EXCERPT: "...just as the term extralegal vigilantism is no redundancy, legal vigilantism is far from an oxymoron. "We're less familiar with this latter style of vigilantism, but throughout most of our nation's history, legal vigilantism was not only commonplace, but also a foundational feature of our political, social, and economic life. This was certainly true in antebellum America, when state and federal laws authorized plantation owners, bounty hunters, and other agents to ruthlessly enforce and uphold slaveocracy.

"And it was just as true during the long decades of Jim Crow, when lawmakers, judges, sheriffs, mayors, and governors devised vicious legal devices that relied on private actors to expand and intensify state efforts to reinstall and then perpetuate white supremacy.

"January 6 was extralegal, for sure. There was no authority for MAGA diehards to impede the business of Congress, to hang Vice President Mike Pence, to get the "Big Jew" (a reference to Senator Chuck Schumer), or "shoot" House Speaker Nancy Pelosi. Harry Dunn and his fellow Capitol Police officers were hardly looking the other way.
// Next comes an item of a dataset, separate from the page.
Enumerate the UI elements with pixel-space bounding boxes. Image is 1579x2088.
And the Justice Department has prosecuted hundreds of trespassers, rioters and insurrectionists. The plan for January 7 - and beyond - was to legalize it.

"This would be no small feat given the cultural, economic, and demographic tides lifting the prospects of Black and brown Americans, non-Christians, LGBTQ+ persons, and women who consider themselves the equals of men in both the domestic and commercial sphere.

"To that end, menacing campaigns of harassment and violence couldn't be limited to big political events -- rallies, voter registration drives, and election days. Those would be swept in, for the sake of completeness, but they'd hardly be enough. Private enforcement of the ancien regime would instead have to be an "everyday crusade." And it would have to operate across different domains, using different tools, and targeting different constituencies who threaten white Christian political and cultural hegemony."


Jon Michaels is a UCLA professor of law specializing in constitutional, administrative, and national-security law. His award-winning scholarship has been published in The Yale Law Journal, the University of Chicago Law Review, the Columbia Law Review, and the Harvard Law Review; his popular essays have appeared in The New York Times, The Washington Post, Los Angeles Times, Foreign Affairs, The Guardian, and The Forward. A Yale Law graduate and former Supreme Court clerk, Michaels is a member of the American Law Institute, serves on the advisory board of UCLA’s Safeguarding Democracy Project, and is a faculty affiliate of UCLA’s Center on Reproductive Health, Law, and Policy. His first book, Constitutional Coup, was published by Harvard University Press.

David Noll is the associate dean for faculty research and development and a professor of law at Rutgers Law School. His scholarly writings on civil procedure, complex litigation, and administrative law have appeared in the California Law Review, the Cornell Law Review, the New York University Law Review, the Michigan Law Review, and the Texas Law Review, among others, and his popular writing has appeared in venues including The New York Times, Politico, Slate, and the New York Law Journal. A graduate of Columbia University and New York University School of Law, Noll is an academic fellow of the National Institute for Civil Justice. He clerked on the US Court of Appeals for the Second Circuit and the US District Court for the Southern District of New York.